北朝鮮では事実上自殺が禁じられている。自殺は国と金正日総書記に対する裏切りと見なされ、家族に迷惑をかけることになり、政治的な事件に発展する可能性すらある行為だ。

北朝鮮は、自殺にすら政治的な理由を求めようとするお国柄だ。将軍様から授かった命を自ら捨てる自殺は、将軍様への裏切り行為となる。
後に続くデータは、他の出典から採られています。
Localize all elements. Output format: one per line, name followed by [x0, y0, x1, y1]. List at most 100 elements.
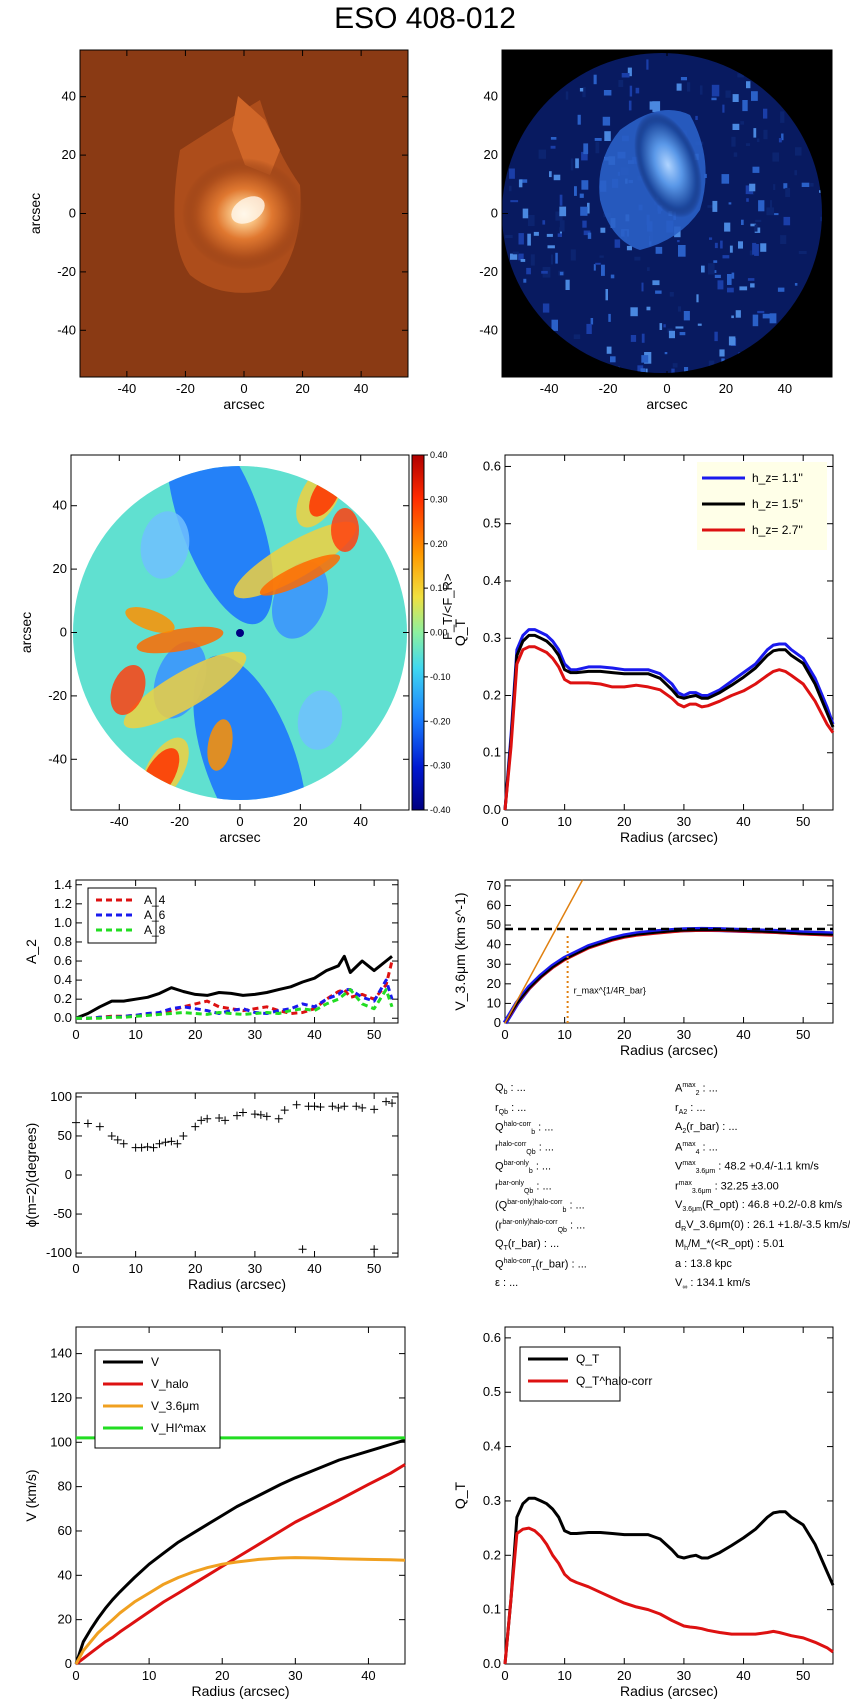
x-tick-label: 40 [353, 814, 367, 829]
speckle [549, 171, 552, 178]
parameter-value: : 48.2 +0.4/-1.1 km/s [715, 1160, 819, 1173]
parameter-superscript: max [678, 1179, 692, 1187]
parameter-subscript: T [503, 1245, 508, 1253]
speckle [707, 205, 715, 208]
speckle [579, 193, 584, 198]
speckle [783, 183, 788, 189]
speckle [553, 174, 561, 181]
speckle [618, 80, 624, 88]
speckle [608, 313, 611, 322]
p4-frame [504, 454, 834, 811]
speckle [732, 94, 739, 102]
parameter-value: : ... [532, 1160, 552, 1173]
speckle [678, 245, 686, 257]
parameter-row: a : 13.8 kpc [675, 1258, 732, 1270]
y-tick-label: -20 [57, 264, 76, 279]
parameter-value: V_3.6μm(0) : 26.1 +1.8/-3.5 km/s/kpc [686, 1218, 850, 1231]
speckle [559, 271, 564, 276]
x-tick-label: 40 [736, 1027, 750, 1042]
p7-point [137, 1143, 146, 1152]
x-tick-label: 20 [188, 1027, 202, 1042]
speckle [509, 168, 515, 179]
colorbar-tick-label: 0.20 [430, 539, 448, 549]
speckle [714, 331, 718, 342]
p7-point [72, 1118, 80, 1127]
p7-axes: 0 10 20 30 40 50 100 50 0 -50 -100 Radius (arcsec) ϕ… [23, 1089, 399, 1292]
y-tick-label: 100 [50, 1434, 72, 1449]
y-tick-label: 0.5 [483, 1384, 501, 1399]
speckle [745, 143, 751, 146]
speckle [626, 245, 632, 251]
parameter-symbol: Q [495, 1238, 504, 1250]
p5-series-a-8-line [76, 988, 394, 1020]
parameter-superscript: max [682, 1140, 696, 1148]
speckle [728, 202, 732, 205]
speckle [575, 158, 579, 169]
parameter-row: ε : ... [495, 1277, 518, 1289]
p6-frame [504, 879, 834, 1024]
p9-series-q-t-line [503, 1496, 835, 1665]
parameter-row: rmax3.6μm : 32.25 ±3.00 [675, 1180, 779, 1195]
speckle [559, 206, 567, 217]
parameter-value: : 32.25 ±3.00 [711, 1180, 779, 1193]
p7-point [256, 1110, 265, 1119]
speckle [750, 223, 757, 227]
y-tick-label: 40 [484, 89, 498, 104]
torque-blob [193, 655, 307, 800]
speckle [649, 101, 653, 110]
parameter-row: A2(r_bar) : ... [675, 1121, 738, 1135]
parameter-subscript: 3.6μm [691, 1187, 712, 1195]
speckle [629, 85, 633, 97]
x-tick-label: 20 [293, 814, 307, 829]
x-axis-label: Radius (arcsec) [191, 1683, 289, 1699]
y-axis-label: arcsec [27, 193, 43, 234]
y-tick-label: 0.4 [54, 972, 72, 987]
speckle [721, 174, 730, 184]
speckle [523, 278, 527, 283]
x-tick-label: 10 [557, 814, 571, 829]
p6-series-0-line [502, 926, 834, 1025]
speckle [679, 332, 686, 336]
colorbar [411, 454, 425, 811]
parameter-symbol: d [675, 1218, 682, 1231]
speckle [520, 259, 526, 262]
p8-axes: 0 10 20 30 40 0 20 40 60 80 100 120 140 Radius (arcse… [23, 1326, 406, 1699]
parameter-value: : ... [499, 1277, 519, 1289]
parameter-value: : ... [687, 1101, 706, 1114]
x-tick-label: 0 [501, 1027, 508, 1042]
y-tick-label: 100 [50, 1089, 72, 1104]
speckle [602, 116, 611, 126]
parameter-value: : ... [535, 1141, 554, 1154]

党、祖国、首領、人民のために捧げた命は「高貴なる革命家の命」だが、自殺は「自らの政治的生命を汚し、党と首領の恩恵も知らない恥知らずな裏切り者」として見なされる。

そのため、北朝鮮の人々はいかに苦しくても自殺を避けようとしてきた。自殺者の遺族は反逆者家系とされ、政治的・社会的に葬り去られてしまう。

しかし、食糧難が深刻化した1990年代中盤に差し掛かり、大飢饉「苦難の行軍」の影響で生活が成り立たなくなり自殺する人が増えたことで、自殺者に対する社会的な偏見や無理解が徐々に薄れていった。国からの食糧の配給が途絶え、国に対する信頼が低下したことによるものだ。

最も自殺が多いのは60歳前後の層だ。一人暮らしの人もいるが、ほとんどは子どもはいるが生活苦で面倒を見てもらえず、絶望して自殺を選ぶ人だ。子どもが裕福でも、疎遠となったため面倒を見てもらえず、老後を悲観して自殺する親もいる。

平安南道(ピョンアンナムド)の价川(ケチョン)では、60代前半の男性が自ら命を絶った。息子が5人もいるが、だれも年老いた父親の面倒を見ようとしなかった。

父親の遺した遺書には「指の指紋がなくなるほど一生懸命に働き、息子を育てたが、年老いた私を誰も面倒を見ようともしない。だから、自殺を選ぶしか選択肢がない」と書かれていたという。

当局は未だに自殺者を反逆者、裏切り者として扱っているが、一般国民はそのような扱いをすることはない。昨年の貨幣改革(デノミネーション)後、経済が悪化し自殺者が増えているが、一般国民はそんな彼らを偏見の目で見ることはない。これも、国の言うことは疑ってかかるという、今の北朝鮮国民の心の変化と言えよう。